Methods: Ninety-three people (67% men) with advanced CKD (estimated glomerular filtration <30ml/min/1.73m2) not receiving dialysis were recruited via treating physicians (general practitioners & nephrologists). PIMs use was evaluated in two ways – (i) Beers criteria and (ii) the Australian Medicines Handbook (AMH) for renally-cleared medications that needed adjustment based on creatinine clearance (CLcr).
Results: The median (interquartile range (IQR)) age of participants was 73 (65-80) years and the majority (76%) were aged (≥65 years). A total of 737 medications, predominantly cardiovascular agents (34%), were prescribed and the mean (SD) number of medications per participant was 8 (3.4). Based on Beers criteria, 17 (24%) of the older participants were exposed to at least one PIM, and clinically important drug interactions were identified in another 10% of them. In contrast, 28 (30%) patients had at least one PIM based on their CLcr (AMH). Prazosin (26%) and benzodiazepines (19%) were the most common PIMs identified using Beers criteria.

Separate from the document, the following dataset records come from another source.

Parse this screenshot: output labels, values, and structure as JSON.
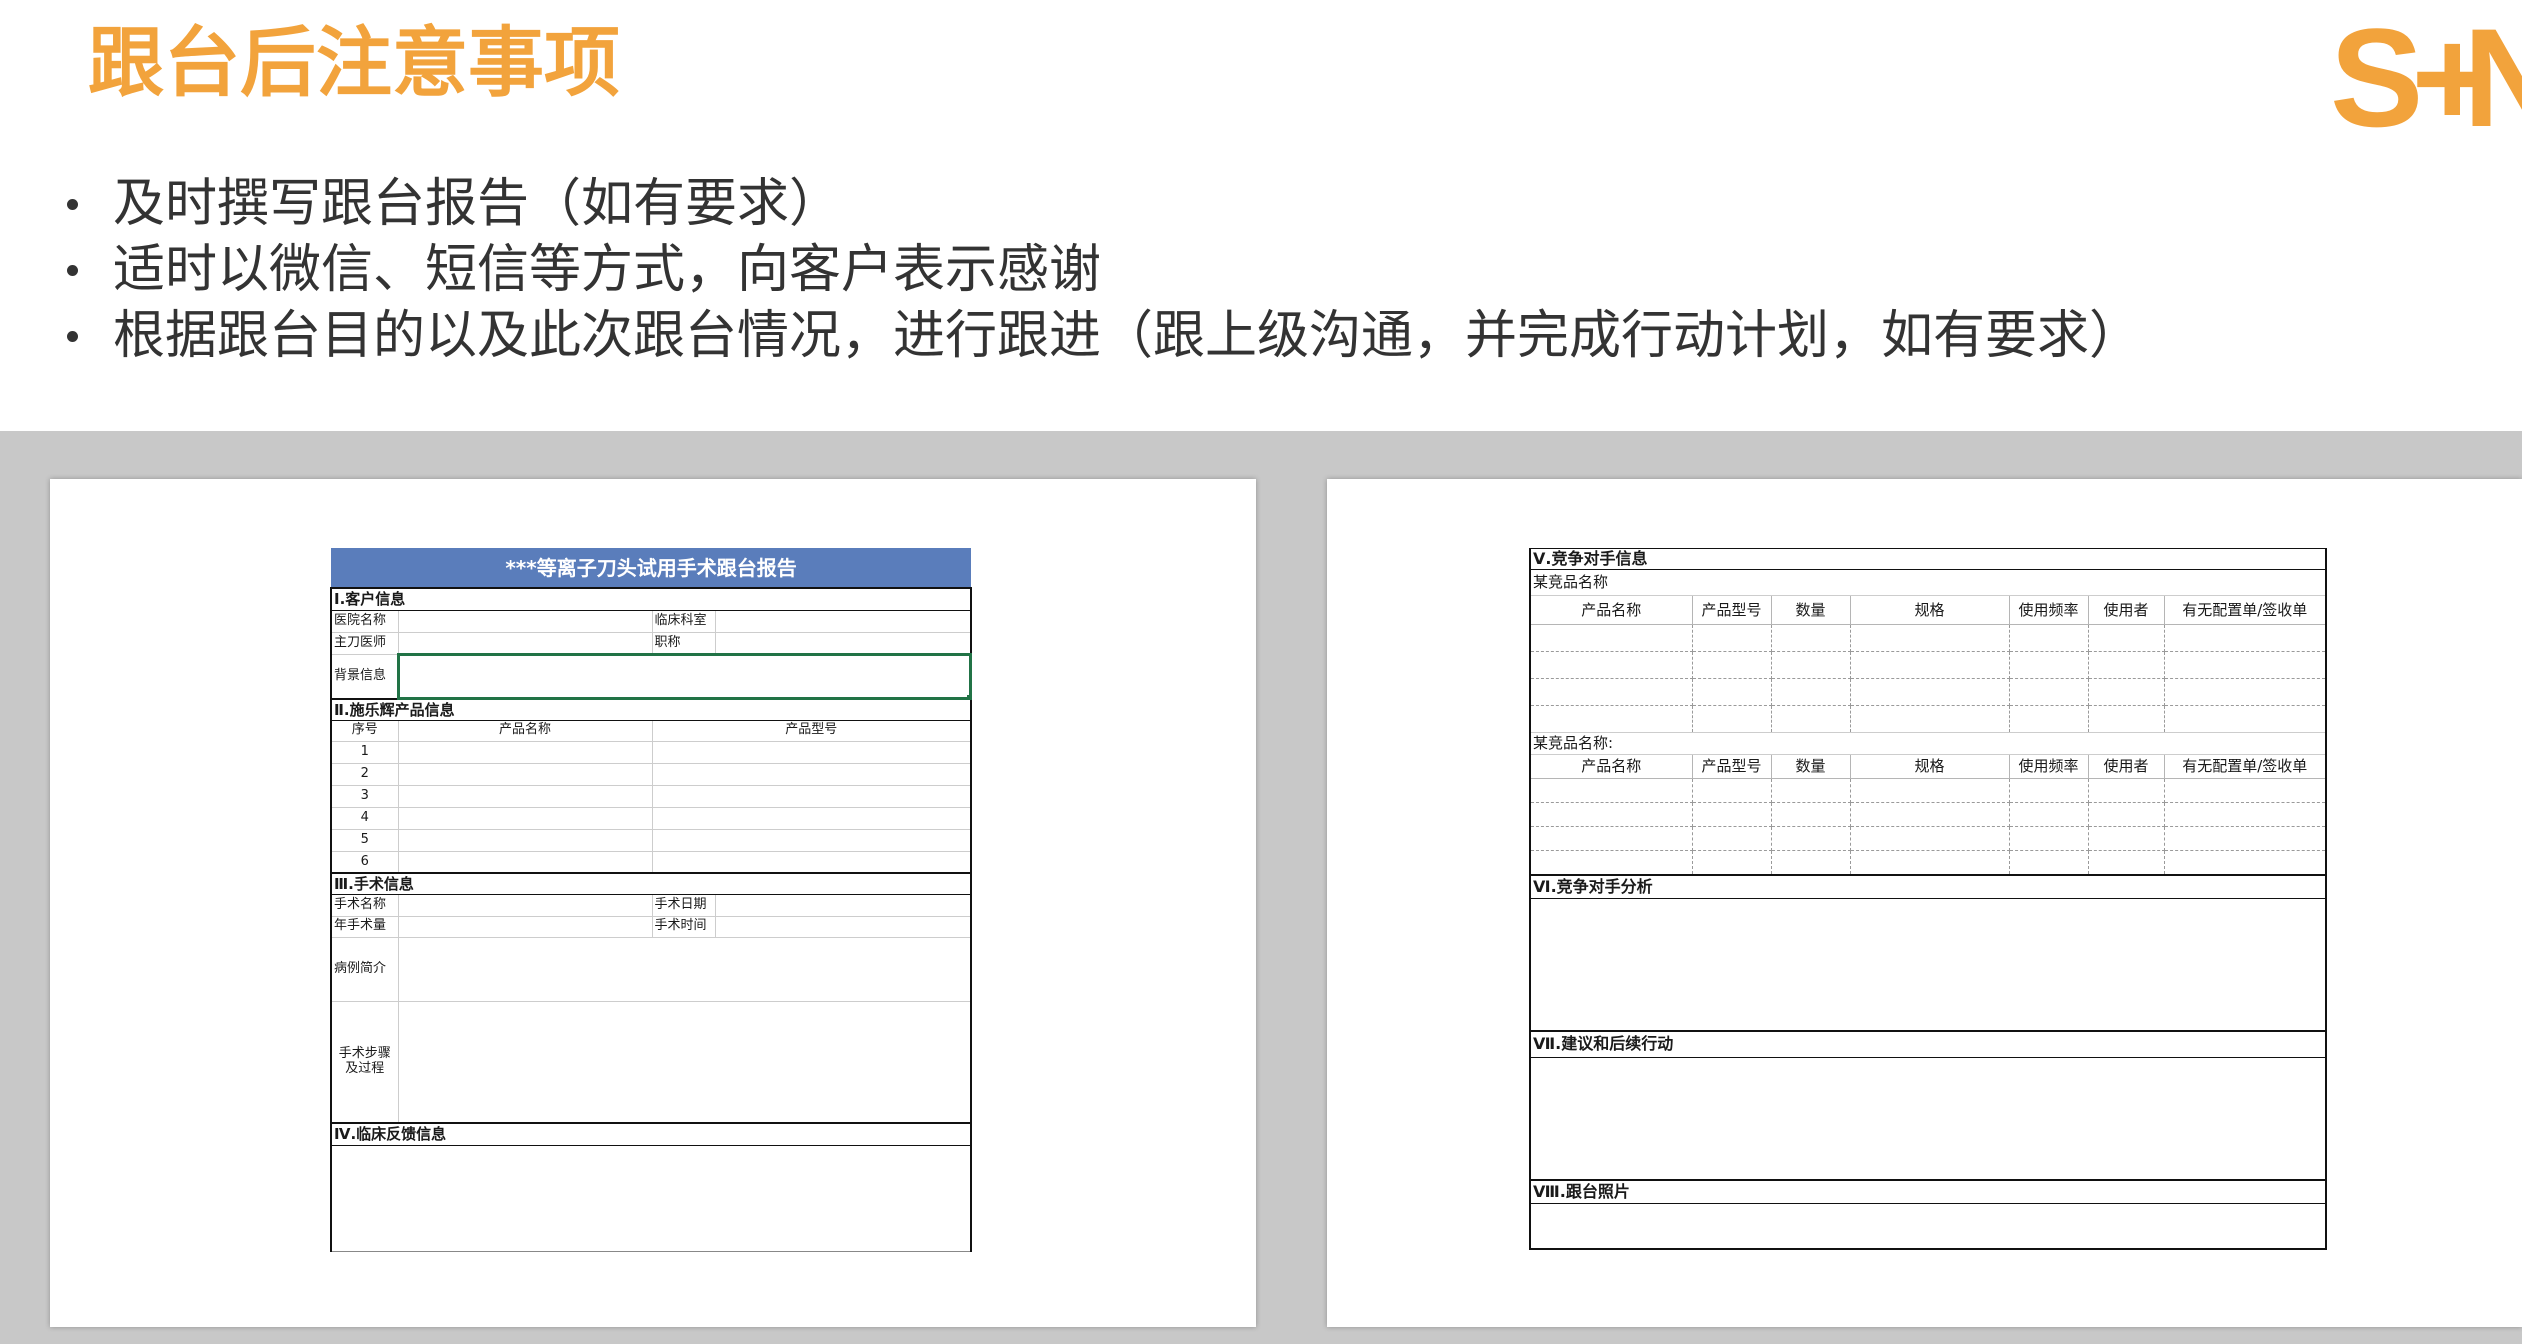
{
  "slide": {
    "title": "跟台后注意事项",
    "logo": {
      "s": "S",
      "plus": "+",
      "n": "N"
    },
    "bullets": [
      "及时撰写跟台报告（如有要求）",
      "适时以微信、短信等方式，向客户表示感谢",
      "根据跟台目的以及此次跟台情况，进行跟进（跟上级沟通，并完成行动计划，如有要求）"
    ]
  },
  "colors": {
    "accent": "#F2A33C",
    "body_text": "#333333",
    "panel_gray": "#C8C8C8",
    "report_header_blue": "#5A7DBB",
    "selection_green": "#217346"
  },
  "report_page_1": {
    "title": "***等离子刀头试用手术跟台报告",
    "customer_section": "Ⅰ.客户信息",
    "customer_fields": {
      "hospital": "医院名称",
      "department": "临床科室",
      "surgeon": "主刀医师",
      "job_title": "职称",
      "background": "背景信息"
    },
    "product_section": "Ⅱ.施乐辉产品信息",
    "product_columns": [
      "序号",
      "产品名称",
      "产品型号"
    ],
    "product_rows": [
      "1",
      "2",
      "3",
      "4",
      "5",
      "6"
    ],
    "surgery_section": "Ⅲ.手术信息",
    "surgery_fields": {
      "name": "手术名称",
      "date": "手术日期",
      "annual_volume": "年手术量",
      "time": "手术时间",
      "case_summary": "病例简介",
      "steps": "手术步骤及过程"
    },
    "feedback_section": "Ⅳ.临床反馈信息"
  },
  "report_page_2": {
    "competitor_section": "Ⅴ.竞争对手信息",
    "competitor_groups": [
      {
        "name_label": "某竞品名称"
      },
      {
        "name_label": "某竞品名称:"
      }
    ],
    "competitor_columns": [
      "产品名称",
      "产品型号",
      "数量",
      "规格",
      "使用频率",
      "使用者",
      "有无配置单/签收单"
    ],
    "analysis_section": "Ⅵ.竞争对手分析",
    "actions_section": "Ⅶ.建议和后续行动",
    "photos_section": "Ⅷ.跟台照片"
  }
}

On the other hand, atenolol (27%) and spironolactone (12%) were frequently identified PIMs per AMH’s dosage recommendations.
Conclusions: The use of PIMs in these patients with advanced CKD is common. While more data are required from large studies on the clinical consequences of PIMs use in these patients, regular medication review using criteria applicable to older adults together with renal dosage adjustment guidelines appears warranted.